Scientific mapping for detoxification of chemical warfare agents using porous organic polymers with internal molecular free volume

Abstract

Chemical warfare agents (CWAs) have been a consistent a global concern with regard to both defence and civilian safety. In order to safeguard people from these harmful chemicals, numerous research teams have collaborated with defence organizations to find an advanced technological solution in terms of effectiveness and strength. In this context, porous organic polymers (POPs) have been thoroughly investigated as an ideal option for catalytically detoxifying CWAs by initially capturing them and subsequently transforming them into harmless chemicals. POPs are a new category of porous organic material, primarily made up of organic components linked by robust covalent bonds, resulting in highly interconnected frameworks with firm structures and defined voids for housing guest molecules.

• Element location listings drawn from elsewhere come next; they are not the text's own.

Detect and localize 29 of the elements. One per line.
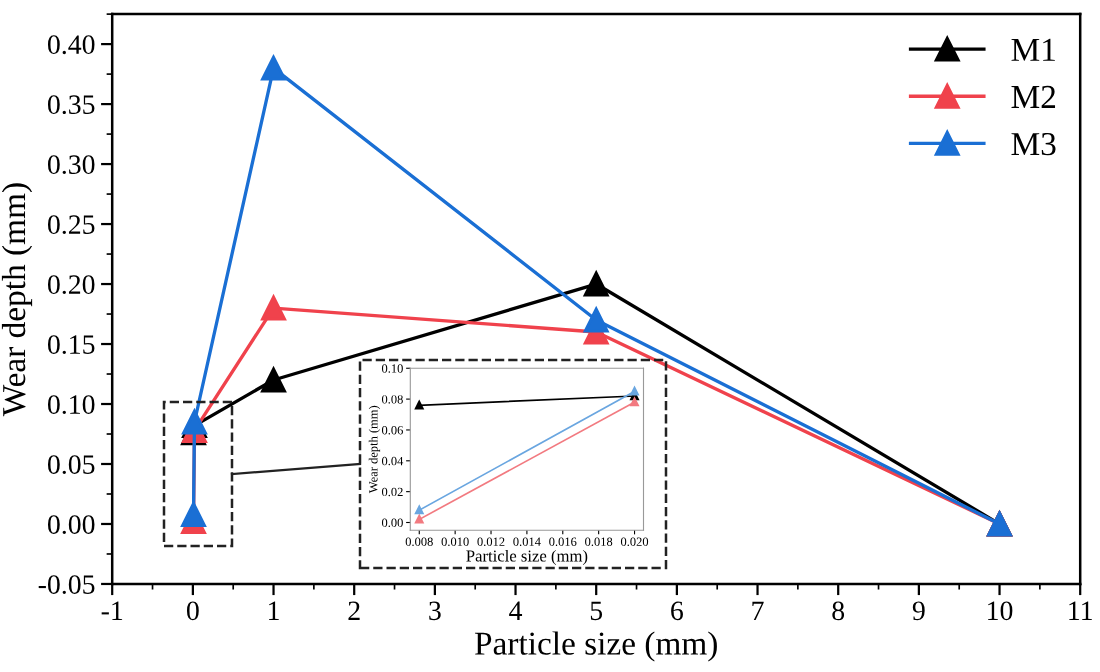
- x-tick-label: 2: [348, 601, 360, 620]
- x-tick-label: 8: [832, 601, 845, 621]
- x-tick-label: 4: [509, 601, 523, 620]
- y-tick-label: -0.05: [38, 575, 95, 594]
- y-tick-label: 0.30: [47, 155, 95, 175]
- y-tick-label: 0.15: [47, 335, 95, 355]
- x-tick-label: 7: [752, 601, 764, 620]
- x-tick-label: 9: [912, 601, 925, 621]
- x-tick-label: 1: [269, 601, 279, 620]
- x-tick-label: 11: [1069, 601, 1092, 620]
- y-tick-label: 0.05: [47, 455, 95, 475]
- x-tick-label: 10: [988, 601, 1013, 621]
- legend-label: M2: [1011, 85, 1056, 108]
- x-axis-title: Particle size (mm): [466, 549, 588, 565]
- x-tick-label: 3: [429, 601, 441, 621]
- y-tick-label: 0.20: [47, 275, 95, 295]
- x-tick-label: -1: [101, 601, 123, 620]
- y-axis-title: Wear depth (mm): [1, 183, 33, 417]
- x-tick-label: 0: [186, 601, 199, 621]
- y-tick-label: 0.25: [47, 215, 95, 235]
- legend-label: M3: [1011, 132, 1056, 156]
- y-tick-label: 0.40: [47, 35, 95, 55]
- y-tick-label: 0.00: [47, 515, 95, 535]
- y-tick-label: 0.10: [47, 395, 95, 415]
- x-axis-title: Particle size (mm): [474, 631, 717, 662]
- x-tick-label: 5: [590, 601, 603, 621]
- legend-label: M1: [1011, 38, 1055, 61]
- x-tick-label: 6: [671, 601, 683, 621]
- y-tick-label: 0.35: [47, 95, 95, 115]
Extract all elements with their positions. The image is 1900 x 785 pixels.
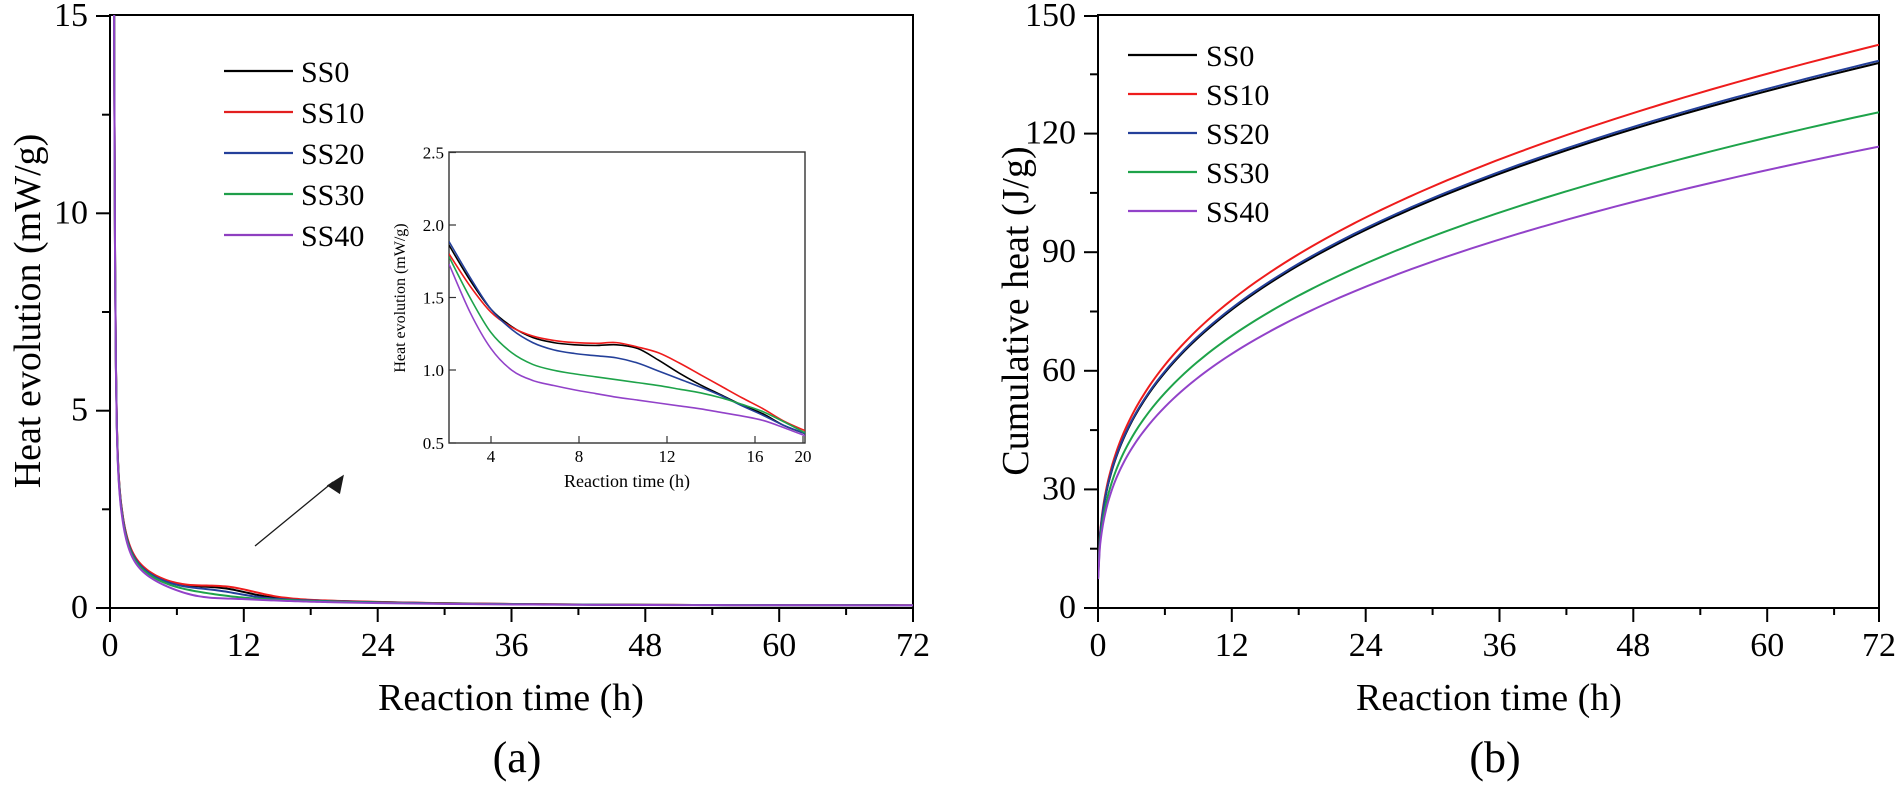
svg-text:SS30: SS30 — [1206, 157, 1269, 190]
svg-text:(b): (b) — [1469, 733, 1520, 782]
svg-text:0: 0 — [1059, 589, 1076, 626]
svg-text:16: 16 — [747, 447, 764, 466]
svg-text:12: 12 — [1215, 627, 1249, 664]
svg-text:48: 48 — [1616, 627, 1650, 664]
svg-text:0.5: 0.5 — [423, 434, 444, 453]
svg-text:20: 20 — [795, 447, 812, 466]
svg-text:60: 60 — [1750, 627, 1784, 664]
svg-text:24: 24 — [1349, 627, 1383, 664]
svg-text:Reaction time (h): Reaction time (h) — [378, 677, 644, 719]
svg-text:10: 10 — [54, 194, 88, 231]
svg-text:48: 48 — [628, 627, 662, 664]
svg-text:SS20: SS20 — [301, 138, 364, 171]
svg-text:SS20: SS20 — [1206, 118, 1269, 151]
svg-text:SS10: SS10 — [301, 97, 364, 130]
svg-text:150: 150 — [1025, 0, 1076, 34]
svg-text:0: 0 — [71, 589, 88, 626]
svg-text:SS40: SS40 — [1206, 196, 1269, 229]
svg-text:60: 60 — [1042, 352, 1076, 389]
svg-text:12: 12 — [227, 627, 261, 664]
svg-text:24: 24 — [361, 627, 395, 664]
svg-text:1.0: 1.0 — [423, 361, 444, 380]
svg-text:2.0: 2.0 — [423, 216, 444, 235]
svg-text:15: 15 — [54, 0, 88, 34]
svg-text:90: 90 — [1042, 233, 1076, 270]
svg-text:12: 12 — [659, 447, 676, 466]
svg-text:0: 0 — [1090, 627, 1107, 664]
svg-text:72: 72 — [896, 627, 930, 664]
svg-text:5: 5 — [71, 392, 88, 429]
svg-text:Heat evolution (mW/g): Heat evolution (mW/g) — [392, 223, 409, 372]
svg-text:0: 0 — [102, 627, 119, 664]
svg-text:SS0: SS0 — [301, 56, 349, 89]
svg-text:8: 8 — [575, 447, 584, 466]
svg-text:SS0: SS0 — [1206, 40, 1254, 73]
svg-text:36: 36 — [495, 627, 529, 664]
svg-text:Cumulative heat (J/g): Cumulative heat (J/g) — [995, 146, 1037, 475]
svg-text:Reaction time (h): Reaction time (h) — [1356, 677, 1622, 719]
svg-text:60: 60 — [762, 627, 796, 664]
svg-text:SS10: SS10 — [1206, 79, 1269, 112]
svg-text:72: 72 — [1862, 627, 1896, 664]
svg-text:30: 30 — [1042, 470, 1076, 507]
svg-text:120: 120 — [1025, 115, 1076, 152]
svg-text:SS40: SS40 — [301, 220, 364, 253]
svg-text:1.5: 1.5 — [423, 289, 444, 308]
svg-text:4: 4 — [487, 447, 496, 466]
svg-text:36: 36 — [1483, 627, 1517, 664]
svg-text:Reaction time (h): Reaction time (h) — [564, 471, 690, 492]
svg-text:SS30: SS30 — [301, 179, 364, 212]
svg-text:(a): (a) — [493, 733, 542, 782]
svg-text:Heat evolution (mW/g): Heat evolution (mW/g) — [7, 134, 49, 489]
svg-text:2.5: 2.5 — [423, 144, 444, 163]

This review article offers a summary of current studies concerning different synthetic methods for POPs (HCPs, PIMs, and certain amorphous POPs), potential modifications to their functionality, and their promising use in photocatalytic/thermal detoxification of chemical warfare agents (CWAs). This review underscores the need for ongoing research to create effective, safe, and ecofriendly decontamination techniques. Ultimately, various catalytic processes of detoxification like hydrolysis and oxidation have been explored with POPs, and mechanisms were established through structure–activity relationships with various novel techniques. Additional needs and potential applications of utilizing POPs as nanoreactors for the detoxification of CWAs are also discussed.